Pubsub with MongoDB can NOT deliver message with chinese characters

martian kuo
Added about 3 years ago

After I switched from mysql to mongodb, any message published with Chinese

can not be delivered through the pubsub mechanism. If I stay with

english only, then it is working again.

Any idea on how to fix it???


Added by Andrzej Wójcik IoT 1 CloudTigaseTeam about 3 years ago

You say that messages cannoot be delivered, but are they published?

As I understand you published item using PubSub with Chinese chars and this item was not delivered as a message notification, however it works without Chinese chars.

Could you check if message is published? If you would try to list published items then this items should be visible if message was published correctly. You also should receive publication confirmation - iq stanza with type = result and id matching publication request.

However at this point it would be good to look into logs and check if there is no exception being logged as it looks like an issue with storage of data to MongoDB, so this may be problem inside Tigase or in driver we use.

Maybe error will appear after adding --debug=server,pubsub to etc/ file to enable debugging.

Added by martian kuo about 3 years ago

Thanks for the reply!

The message was published alright but not delivered (if message contains chinese characters)

I received the publication confirmation iq stanza OK (see publisher.png).

The message was properly received in mongodb tig_pubsub_items OK (see mongodb.png).

Tigase server did not show any relevant error (see tigase.png)

If i switched back to only english message, then the message is delivered OK.

Thanks for the help.

(I resolved this temporarily by encode the chinese message with base64 first, published Ok

, delivered Ok, then decode with base64)

Added by Andrzej Wójcik IoT 1 CloudTigaseTeam about 3 years ago

I would suggest to encoded only single chars using XML entities i.e. & or Ӓ which if later processed as HTML or XML are encoded versions of proper chars.

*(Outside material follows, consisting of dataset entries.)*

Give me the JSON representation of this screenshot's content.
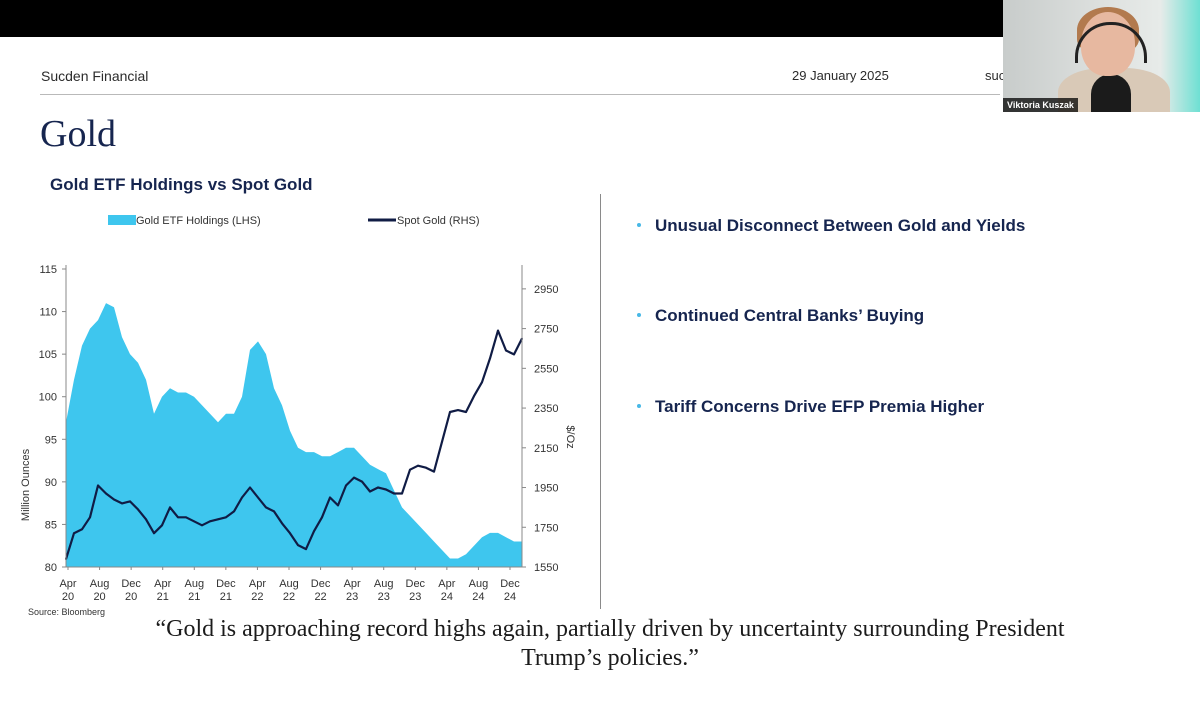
{
  "slide": {
    "company": "Sucden Financial",
    "date": "29 January 2025",
    "header_right_truncated": "suc",
    "title": "Gold",
    "chart_heading": "Gold ETF Holdings vs Spot Gold",
    "bullets": [
      "Unusual Disconnect Between Gold and Yields",
      "Continued Central Banks’ Buying",
      "Tariff Concerns Drive EFP Premia Higher"
    ],
    "quote_line1": "“Gold is approaching record highs again, partially driven by uncertainty surrounding President",
    "quote_line2": "Trump’s policies.”",
    "source": "Source: Bloomberg"
  },
  "webcam": {
    "participant_name": "Viktoria Kuszak"
  },
  "colors": {
    "etf_fill": "#3ec6ee",
    "gold_line": "#101c45",
    "title_navy": "#16254f",
    "bullet_dot": "#48b8e6"
  },
  "chart_data": {
    "type": "area",
    "title": "",
    "legend_placement": "top",
    "grid": false,
    "x_tick_labels": [
      {
        "month": "Apr",
        "year": "20"
      },
      {
        "month": "Aug",
        "year": "20"
      },
      {
        "month": "Dec",
        "year": "20"
      },
      {
        "month": "Apr",
        "year": "21"
      },
      {
        "month": "Aug",
        "year": "21"
      },
      {
        "month": "Dec",
        "year": "21"
      },
      {
        "month": "Apr",
        "year": "22"
      },
      {
        "month": "Aug",
        "year": "22"
      },
      {
        "month": "Dec",
        "year": "22"
      },
      {
        "month": "Apr",
        "year": "23"
      },
      {
        "month": "Aug",
        "year": "23"
      },
      {
        "month": "Dec",
        "year": "23"
      },
      {
        "month": "Apr",
        "year": "24"
      },
      {
        "month": "Aug",
        "year": "24"
      },
      {
        "month": "Dec",
        "year": "24"
      }
    ],
    "x": [
      "2020-04",
      "2020-05",
      "2020-06",
      "2020-07",
      "2020-08",
      "2020-09",
      "2020-10",
      "2020-11",
      "2020-12",
      "2021-01",
      "2021-02",
      "2021-03",
      "2021-04",
      "2021-05",
      "2021-06",
      "2021-07",
      "2021-08",
      "2021-09",
      "2021-10",
      "2021-11",
      "2021-12",
      "2022-01",
      "2022-02",
      "2022-03",
      "2022-04",
      "2022-05",
      "2022-06",
      "2022-07",
      "2022-08",
      "2022-09",
      "2022-10",
      "2022-11",
      "2022-12",
      "2023-01",
      "2023-02",
      "2023-03",
      "2023-04",
      "2023-05",
      "2023-06",
      "2023-07",
      "2023-08",
      "2023-09",
      "2023-10",
      "2023-11",
      "2023-12",
      "2024-01",
      "2024-02",
      "2024-03",
      "2024-04",
      "2024-05",
      "2024-06",
      "2024-07",
      "2024-08",
      "2024-09",
      "2024-10",
      "2024-11",
      "2024-12",
      "2025-01"
    ],
    "series": [
      {
        "name": "Gold ETF Holdings (LHS)",
        "axis": "left",
        "values": [
          97,
          102,
          106,
          108,
          109,
          111,
          110.5,
          107,
          105,
          104,
          102,
          98,
          100,
          101,
          100.5,
          100.5,
          100,
          99,
          98,
          97,
          98,
          98,
          100,
          105.5,
          106.5,
          105,
          101,
          99,
          96,
          94,
          93.5,
          93.5,
          93,
          93,
          93.5,
          94,
          94,
          93,
          92,
          91.5,
          91,
          89,
          87,
          86,
          85,
          84,
          83,
          82,
          81,
          81,
          81.5,
          82.5,
          83.5,
          84,
          84,
          83.5,
          83,
          83
        ]
      },
      {
        "name": "Spot Gold (RHS)",
        "axis": "right",
        "values": [
          1590,
          1720,
          1740,
          1800,
          1960,
          1920,
          1890,
          1870,
          1880,
          1840,
          1790,
          1720,
          1760,
          1850,
          1800,
          1800,
          1780,
          1760,
          1780,
          1790,
          1800,
          1830,
          1900,
          1950,
          1900,
          1850,
          1830,
          1770,
          1720,
          1660,
          1640,
          1730,
          1800,
          1900,
          1860,
          1960,
          2000,
          1980,
          1930,
          1950,
          1940,
          1920,
          1920,
          2040,
          2060,
          2050,
          2030,
          2180,
          2330,
          2340,
          2330,
          2410,
          2480,
          2600,
          2740,
          2640,
          2620,
          2700
        ]
      }
    ],
    "ylabel": "Million Ounces",
    "ylabel_right": "$/Oz",
    "ylim": [
      80,
      115
    ],
    "ylim_right": [
      1550,
      3050
    ],
    "yticks": [
      80,
      85,
      90,
      95,
      100,
      105,
      110,
      115
    ],
    "yticks_right": [
      1550,
      1750,
      1950,
      2150,
      2350,
      2550,
      2750,
      2950
    ]
  }
}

This way it would be no need to encode messages without chinese chars.

To get more informations about what is going on in PubSub Component I would suggest to enable debugging of this component by adding line: --debug=server,pubsub instead of line --debug=server in etc/ file. Then more informations about PubSub component will be logged to logs/tigase.x.log where x is number of part of log file.

Could you also check if you can use PubSub protocol and retrieve this published item with chinese chars from PubSub component?